Le rapport de l’organe du Conseil de l’Europe, de près de 300 pages, a été publié ce 9 juin. Il est présenté comme globalement positif Vatican news, mais il pointe encore un certain nombre de lacunes.

Le Comité d’experts sur l’évaluation des mesures de lutte contre le blanchiment des capitaux et le financement du terrorisme (MONEYVAL) est un organe de suivi permanent du Conseil de l’Europe chargé d’apprécier la conformité aux principales normes internationales en matière de lutte contre le blanchiment des capitaux et contre le financement du terrorisme.

Il est également chargé d’apprécier l’efficacité de l’application de ces normes, ainsi que de faire des recommandations aux autorités nationales concernant les améliorations nécessaires à leurs systèmes.

Dans l’évaluation de la lutte contre le blanchiment de capitaux et le financement du terrorisme, le Vatican a obtenu 5 jugements d’efficacité « substantielle » et 6 d’efficacité « modérée », sur une échelle qui comporte un degré « faible », et un degré « élevé ». Pour le président de l’ASIF, Carmelo Barbagallo, il s’agit d’un « encouragement à faire encore mieux ».
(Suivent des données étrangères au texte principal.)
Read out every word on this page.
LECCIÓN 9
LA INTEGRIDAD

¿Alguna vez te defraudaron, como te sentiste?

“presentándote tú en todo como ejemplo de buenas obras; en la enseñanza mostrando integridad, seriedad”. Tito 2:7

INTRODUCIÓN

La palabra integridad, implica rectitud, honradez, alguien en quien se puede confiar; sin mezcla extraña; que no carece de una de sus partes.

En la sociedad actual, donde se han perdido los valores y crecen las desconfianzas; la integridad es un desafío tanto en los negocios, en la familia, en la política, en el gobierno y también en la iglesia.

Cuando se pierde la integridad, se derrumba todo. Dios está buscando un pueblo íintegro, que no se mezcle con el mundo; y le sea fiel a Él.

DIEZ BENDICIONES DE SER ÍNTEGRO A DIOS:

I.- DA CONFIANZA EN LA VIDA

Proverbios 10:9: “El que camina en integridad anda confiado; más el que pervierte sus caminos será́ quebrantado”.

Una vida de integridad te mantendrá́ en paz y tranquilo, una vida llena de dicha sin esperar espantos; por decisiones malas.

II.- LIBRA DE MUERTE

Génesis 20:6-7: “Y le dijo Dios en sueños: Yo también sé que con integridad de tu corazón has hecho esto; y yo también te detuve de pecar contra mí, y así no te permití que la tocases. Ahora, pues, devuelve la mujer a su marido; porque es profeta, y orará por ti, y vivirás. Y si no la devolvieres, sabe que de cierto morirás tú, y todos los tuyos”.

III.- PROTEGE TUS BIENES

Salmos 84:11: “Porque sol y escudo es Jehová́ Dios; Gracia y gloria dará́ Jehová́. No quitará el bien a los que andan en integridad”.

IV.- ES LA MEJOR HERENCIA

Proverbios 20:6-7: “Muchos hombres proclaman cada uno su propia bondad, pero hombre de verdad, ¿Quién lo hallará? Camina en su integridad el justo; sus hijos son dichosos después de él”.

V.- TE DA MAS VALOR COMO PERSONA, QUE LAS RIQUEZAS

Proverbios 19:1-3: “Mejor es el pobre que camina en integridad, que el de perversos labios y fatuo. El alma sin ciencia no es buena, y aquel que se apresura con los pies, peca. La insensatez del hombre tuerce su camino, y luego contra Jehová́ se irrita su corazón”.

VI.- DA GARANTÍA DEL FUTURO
Les points encore insuffisants

Parmi les points sur lesquels il faut encore progresser, les experts en ont particulièrement signalé trois.

Les procédures

Malgré de réels progrès, elles restent encore inefficaces pour lutter contre le blanchiment. Même si les produits illicites sont tracés et détectés, ils sont rarement récupérés, à cause de cette inefficacité.

Les enquêtes sont trop longues, leurs résultats, modestes, et au bout du compte, il n’y a pas de véritable dissuasion.

Pour tempérer ce jugement, Moneyval reconnaît que le Vatican dépend des juridictions étrangères qui doivent lui fournir les informations pertinentes pour la réalisation des enquêtes, ce qui freine le travail.

Une évaluation insuffisante des menaces

D’une part, du côté de ceux qui sont susceptibles de blanchir ; d’autre part du côté du personnel qui n’est pas assez formé et n’a pas assez d’expérience dans le domaine du blanchiment.

Enfin, par un manque de personnel qualifié.

Des affaires qui traînent

Le Saint-Siège présente des lacunes en matière de renseignement financier et sa difficulté de recueillir des preuves dans les temps impartis.

Il existe enfin un manque de supervision des activités financières qui peut expliquer cette lenteur.

Dans un communiqué du Bureau de presse du Saint-Siège publié ce mercredi, on peut lire que le « Saint-Siège accueille avec satisfaction le rapport Moneyval publié aujourd’hui et l’encouragement à poursuivre sur la voie empruntée ».